Privatisation to be done through national market
A national trading market for state assets will be created to help regulate the massive sell-off of resources by local governments, according to officials from the State Assets Management Commission.
Speaking at the China Mayors Forum yesterday, Shao Ning, vice-chairman of the commission, said he hoped all dealings in state assets - such as sales and takeovers of state enterprises - would eventually be conducted in the market.
Cities such as Shanghai and Shenzhen already require that state assets be sold in municipal versions of the market, where transactions are required to follow proper procedures so that transparency is guaranteed.

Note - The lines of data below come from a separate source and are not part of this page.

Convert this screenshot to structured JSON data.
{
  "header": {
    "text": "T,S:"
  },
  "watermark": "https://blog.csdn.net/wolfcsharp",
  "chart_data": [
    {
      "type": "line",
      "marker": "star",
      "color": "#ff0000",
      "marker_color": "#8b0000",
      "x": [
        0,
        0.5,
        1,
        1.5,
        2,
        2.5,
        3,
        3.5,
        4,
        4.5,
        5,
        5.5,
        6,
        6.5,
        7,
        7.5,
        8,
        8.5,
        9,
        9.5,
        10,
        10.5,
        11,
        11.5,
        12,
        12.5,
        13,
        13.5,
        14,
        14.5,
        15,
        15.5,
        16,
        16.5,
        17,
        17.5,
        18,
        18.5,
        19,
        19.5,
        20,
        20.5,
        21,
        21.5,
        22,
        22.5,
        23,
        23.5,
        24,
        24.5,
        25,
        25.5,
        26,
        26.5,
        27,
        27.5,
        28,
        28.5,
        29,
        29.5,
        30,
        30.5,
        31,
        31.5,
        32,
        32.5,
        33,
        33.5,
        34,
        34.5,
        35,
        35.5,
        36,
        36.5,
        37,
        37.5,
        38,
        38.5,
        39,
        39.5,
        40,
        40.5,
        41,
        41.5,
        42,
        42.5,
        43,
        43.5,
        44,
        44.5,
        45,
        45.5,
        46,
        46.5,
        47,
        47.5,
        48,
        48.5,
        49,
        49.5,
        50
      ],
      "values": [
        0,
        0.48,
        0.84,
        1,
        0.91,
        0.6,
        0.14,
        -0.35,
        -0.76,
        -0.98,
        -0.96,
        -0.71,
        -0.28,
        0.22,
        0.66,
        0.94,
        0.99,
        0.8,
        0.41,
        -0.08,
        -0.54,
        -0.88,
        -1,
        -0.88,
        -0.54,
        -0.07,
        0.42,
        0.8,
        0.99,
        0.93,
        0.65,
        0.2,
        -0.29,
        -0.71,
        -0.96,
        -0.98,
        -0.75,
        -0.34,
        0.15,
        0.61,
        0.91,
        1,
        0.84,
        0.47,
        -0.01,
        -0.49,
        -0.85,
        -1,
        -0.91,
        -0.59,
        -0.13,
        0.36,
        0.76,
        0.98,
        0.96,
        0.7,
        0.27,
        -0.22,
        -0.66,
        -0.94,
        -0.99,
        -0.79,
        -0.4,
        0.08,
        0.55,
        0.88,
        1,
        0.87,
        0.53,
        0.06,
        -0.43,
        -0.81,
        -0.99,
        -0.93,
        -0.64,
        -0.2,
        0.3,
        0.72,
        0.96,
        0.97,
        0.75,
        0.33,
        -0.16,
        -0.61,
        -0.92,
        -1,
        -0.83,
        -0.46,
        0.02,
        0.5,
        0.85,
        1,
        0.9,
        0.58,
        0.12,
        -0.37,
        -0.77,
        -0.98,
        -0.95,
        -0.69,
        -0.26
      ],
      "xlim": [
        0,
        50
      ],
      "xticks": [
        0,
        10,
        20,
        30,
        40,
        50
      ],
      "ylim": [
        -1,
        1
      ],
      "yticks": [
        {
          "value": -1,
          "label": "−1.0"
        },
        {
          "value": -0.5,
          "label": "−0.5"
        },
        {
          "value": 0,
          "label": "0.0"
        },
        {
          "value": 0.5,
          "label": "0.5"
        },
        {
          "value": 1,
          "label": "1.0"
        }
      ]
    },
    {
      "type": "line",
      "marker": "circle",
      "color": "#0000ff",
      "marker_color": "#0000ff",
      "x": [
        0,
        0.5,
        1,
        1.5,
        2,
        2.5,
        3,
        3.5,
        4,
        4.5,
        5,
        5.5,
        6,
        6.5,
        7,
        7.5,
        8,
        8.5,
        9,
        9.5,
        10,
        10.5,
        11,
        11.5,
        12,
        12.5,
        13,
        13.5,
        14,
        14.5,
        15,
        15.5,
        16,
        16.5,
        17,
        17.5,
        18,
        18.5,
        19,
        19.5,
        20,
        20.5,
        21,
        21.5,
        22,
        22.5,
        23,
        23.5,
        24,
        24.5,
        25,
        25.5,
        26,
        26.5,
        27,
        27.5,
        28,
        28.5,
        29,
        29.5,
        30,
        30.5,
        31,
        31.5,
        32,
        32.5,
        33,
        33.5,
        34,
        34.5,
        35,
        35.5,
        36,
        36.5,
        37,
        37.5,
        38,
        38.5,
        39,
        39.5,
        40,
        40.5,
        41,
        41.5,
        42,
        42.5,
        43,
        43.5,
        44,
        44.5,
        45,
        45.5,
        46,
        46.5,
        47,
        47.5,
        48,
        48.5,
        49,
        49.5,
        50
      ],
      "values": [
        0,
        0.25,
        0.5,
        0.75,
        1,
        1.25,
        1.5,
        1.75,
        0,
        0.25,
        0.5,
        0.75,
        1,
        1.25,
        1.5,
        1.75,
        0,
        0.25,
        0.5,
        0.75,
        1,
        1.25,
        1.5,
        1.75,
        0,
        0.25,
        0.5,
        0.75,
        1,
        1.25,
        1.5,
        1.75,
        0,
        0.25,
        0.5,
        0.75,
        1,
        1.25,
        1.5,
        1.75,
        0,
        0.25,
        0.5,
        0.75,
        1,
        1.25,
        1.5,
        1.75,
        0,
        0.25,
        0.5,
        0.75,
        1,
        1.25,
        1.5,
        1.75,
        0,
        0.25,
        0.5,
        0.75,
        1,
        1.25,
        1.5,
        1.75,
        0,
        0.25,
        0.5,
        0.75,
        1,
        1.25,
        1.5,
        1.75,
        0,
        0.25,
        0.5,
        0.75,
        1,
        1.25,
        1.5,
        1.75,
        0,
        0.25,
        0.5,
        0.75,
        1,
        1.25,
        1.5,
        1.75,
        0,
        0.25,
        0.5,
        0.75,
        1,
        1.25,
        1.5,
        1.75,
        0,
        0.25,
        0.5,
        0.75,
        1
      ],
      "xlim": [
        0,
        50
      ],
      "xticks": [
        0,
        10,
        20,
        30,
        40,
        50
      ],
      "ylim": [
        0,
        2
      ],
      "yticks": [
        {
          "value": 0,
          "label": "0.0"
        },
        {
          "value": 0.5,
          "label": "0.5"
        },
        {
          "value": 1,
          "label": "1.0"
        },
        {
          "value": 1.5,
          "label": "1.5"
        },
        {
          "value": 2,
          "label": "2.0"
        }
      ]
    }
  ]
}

Commission officials said they were alarmed by the drain of resources taking place as some local governments sold off state assets at low prices. In some cases, there are concerns that the practice is driven by corruption, with government officials getting kickbacks in return for selling assets far below their market value.
'The drain is pretty serious,' said Ji Xiaonan, director of the asset management commission's research office, adding that some local governments still dealt outside proper state-assets-trading markets despite a warning from the Communist Party's Central Commission for Discipline Inspection.
Commission officials said the privatisation of state enterprises at reasonable prices should be encouraged.
Zhang Delin, head of the commission's regulation bureau, said research was being carried out to determine rules for the national market, but she refused to give details about the nature of the rules or when they would be adopted.
The central government set up the asset management commission in March to oversee 196 top state enterprises with combined assets of 7 trillion yuan (HK$6.6 trillion).
However, months before the body was formally established, local officials began a privatisation spree of assets under their control. The government has said it also intends to establish provincial asset management commissions.